Design, characterization and skin permeating potential of Fluocinolone acetonide loaded nanostructured lipid carriers for topical treatment of psoriasis

• Short half life of Fluocinolone acetonide (FA) limits its use for psoriasis.
• FA loaded NLCs minimized the problem of short half life.
• FA NLCs showed prolonged drug release as compared to plain FA suspension.
• In vitro accumulation of drug in the epidermis was observed.
• NLCs is the potential carrier of FA for anti psoriatic drug delivery.

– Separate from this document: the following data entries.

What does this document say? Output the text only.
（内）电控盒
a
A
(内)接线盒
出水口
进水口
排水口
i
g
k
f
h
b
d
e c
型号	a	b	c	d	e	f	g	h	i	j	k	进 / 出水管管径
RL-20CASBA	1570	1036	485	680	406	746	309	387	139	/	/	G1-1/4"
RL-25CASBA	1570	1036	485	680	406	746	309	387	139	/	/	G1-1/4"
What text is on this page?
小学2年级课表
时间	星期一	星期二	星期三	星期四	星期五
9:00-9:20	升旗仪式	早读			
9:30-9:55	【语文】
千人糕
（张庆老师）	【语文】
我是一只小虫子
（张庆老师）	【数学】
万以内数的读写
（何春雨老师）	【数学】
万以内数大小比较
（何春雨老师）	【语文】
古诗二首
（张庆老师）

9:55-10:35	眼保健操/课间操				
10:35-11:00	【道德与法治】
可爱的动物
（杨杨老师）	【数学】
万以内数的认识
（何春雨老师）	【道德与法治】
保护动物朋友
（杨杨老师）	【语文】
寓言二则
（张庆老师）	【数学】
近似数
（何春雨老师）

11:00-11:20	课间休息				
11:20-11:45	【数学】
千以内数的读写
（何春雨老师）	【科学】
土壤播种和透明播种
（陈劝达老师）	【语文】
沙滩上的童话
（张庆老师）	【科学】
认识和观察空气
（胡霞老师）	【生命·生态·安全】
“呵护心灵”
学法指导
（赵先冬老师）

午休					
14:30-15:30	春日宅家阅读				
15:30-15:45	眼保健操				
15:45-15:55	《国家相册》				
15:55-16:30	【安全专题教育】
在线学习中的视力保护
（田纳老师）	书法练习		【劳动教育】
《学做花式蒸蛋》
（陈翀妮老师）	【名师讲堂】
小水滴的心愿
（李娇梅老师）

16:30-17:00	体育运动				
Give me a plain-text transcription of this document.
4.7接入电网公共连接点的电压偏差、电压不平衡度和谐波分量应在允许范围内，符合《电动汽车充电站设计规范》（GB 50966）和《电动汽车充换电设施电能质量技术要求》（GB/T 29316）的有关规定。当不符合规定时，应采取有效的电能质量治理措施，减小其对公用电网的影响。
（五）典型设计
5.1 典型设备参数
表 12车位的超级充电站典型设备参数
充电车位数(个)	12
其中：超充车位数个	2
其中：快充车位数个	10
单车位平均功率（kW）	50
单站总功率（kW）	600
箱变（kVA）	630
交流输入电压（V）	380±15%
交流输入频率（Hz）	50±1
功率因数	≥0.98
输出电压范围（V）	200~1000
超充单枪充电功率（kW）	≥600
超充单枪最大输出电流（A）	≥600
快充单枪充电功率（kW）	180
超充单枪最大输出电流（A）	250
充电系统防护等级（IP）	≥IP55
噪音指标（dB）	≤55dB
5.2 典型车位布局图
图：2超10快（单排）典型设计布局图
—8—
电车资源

The aim of the current study was to develop and optimize Fluocinolone acetonide (FA) loaded nanostructured lipid carriers (NLC) and to evaluate its potential as topical delivery system for management of psoriasis. FA loaded NLCs were successfully developed by modified microemulsion method and optimized using 3-level Box–Behnken design. NLCs were evaluated for particle size, polydispersity index, zeta potential, drug entrapment efficiency and drug loading. Further X-ray diffraction (XRD) and Differential scanning calorimetry (DSC), in vitro release, in vitro skin distribution and stability study were also performed. Transmission electron microscopy confirmed spherical shape of prepared NLCs. Complete encapsulation of drug in the nanoparticles was confirmed by XRD and DSC. Release study showed prolonged drug release from the NLCs following Higuchi release kinetics and Zero order release kinetics, whereas pure FA suspension exhibited faster drug release following Zero order release kinetics with R2 value of 0.995. Stability study confirmed that NLCs were stable for 3 months at 4 °C. Furthermore, in vitro skin distribution studies showed presence of significant amount of FA in the epidermal and dermal layer of skin when treated with FA loaded NLCs suspension while plain FA suspension showed significantly lesser amount of FA in the epidermis and dermis. Moreover, selective retention of FA in the epidermis might eliminate adverse side effects associated with systemic exposure. Thus FA loaded NLCs could be a potential system for psoriasis treatment but to create clinical value of the present system further studies are needed in clinically relevant models.